Don’t Tell, Don’t Ask

Postaday for June 1st: Truth or DareIs it possible to be too honest, or is honesty always the best policy?

I have no patience for people who are proud of the fact that they “tell it like it is.” You know, letting her know that the dress does make her butt look huge. Or, being honest, telling his buddy that his band sucks. But that’s not really “honesty,” is it? It’s opinion, and why does it need to be said at all? And if one really does want to hide behind “I’m just being honest!” then why doesn’t one truly be honest and “tell” everything: “Hey Larry, your band sucks, and I was raised with no formal musical training, the bands I respect are hated by the vast majority of decent people, and my opinions on most things are born from withering self-hatred and a seriously abysmal IQ.”

If you wife asks you, “does this dress make my butt look big?” she’s not asking for you to be honest about the size of her back side. She wants to know if she’s going to catch sight of herself, during a vulnerable moment, reflected in a window or nearby mirror. She wants to know if she can carry herself with confidence in an environment built to tear her down just for trying to look nice. You want “just to be honest”? Then answer the real question. Tell her you can’t really decide unless you see her without the dress on first, and you’ll have to take your own pants off in the meantime, just to be fair.

Opinion aside, in my opinion, truth is relative, if only in terms of language and context. There’s philosophical truth (’beauty,’ according to Keats) and maybe even universal truth (Newtonian, Einsteinian, or otherwise) but for everything else, it’s all relative. What’s that mean? It means sometimes it’s ‘dishonest’ to ask a question in the first place, and so any answer is appropriate, whether it’s the truth or not.

Someone asks you if did drugs when you were a kid. Who’s asking? Why is it his business to ask? Is he asking for rhetorical purposes, to make a point about your lack of judgment and class? Screw that guy. Say, “No.” Don’t even bother saying, “none of your beeswax, Bert.” People will take your “honesty” and re-contextualize it to make you look dishonest.

“Hey, I asked Dale if he did drugs as a kid. He told me he did! Can you believe we’ve got a junkie working here!” And now, because you smoked one joint at a party when you were 19, you’re the company drug fiend.
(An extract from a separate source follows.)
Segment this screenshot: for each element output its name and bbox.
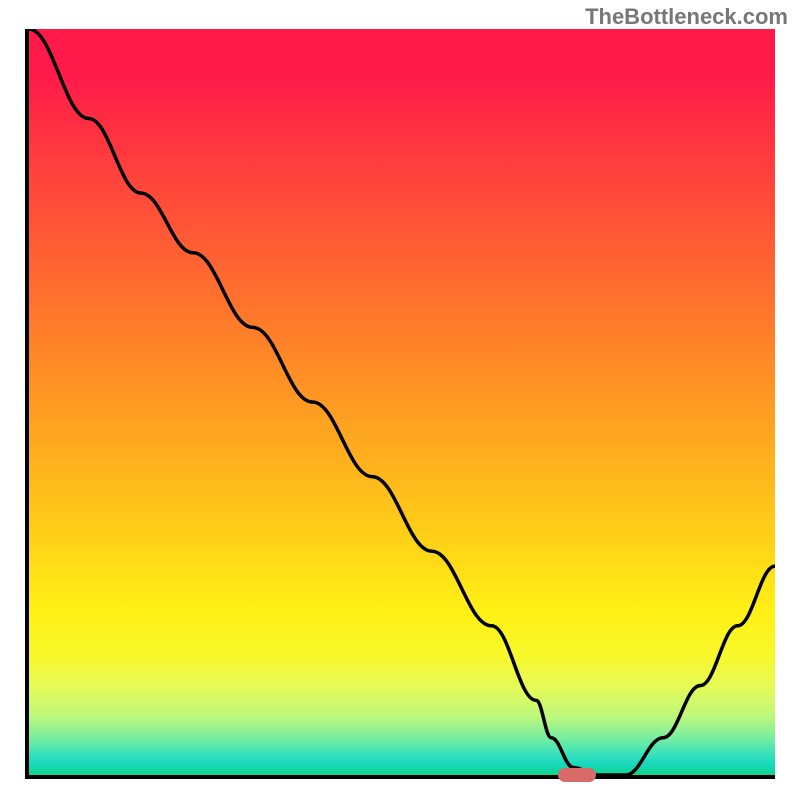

No thanks. Everyone has a right to privacy, and I do not cotton to the idea that “you wouldn’t complain if you had nothing to hide.” That’s BS. Because everyone has something to hide, so why should someone else get to create the context where my secrets are on display but his aren’t?

“I don’t have anything to hide.” Bert says. It has been my experience, every single time, that the person who says that has the most to hide— and is incredibly adept at changing contexts.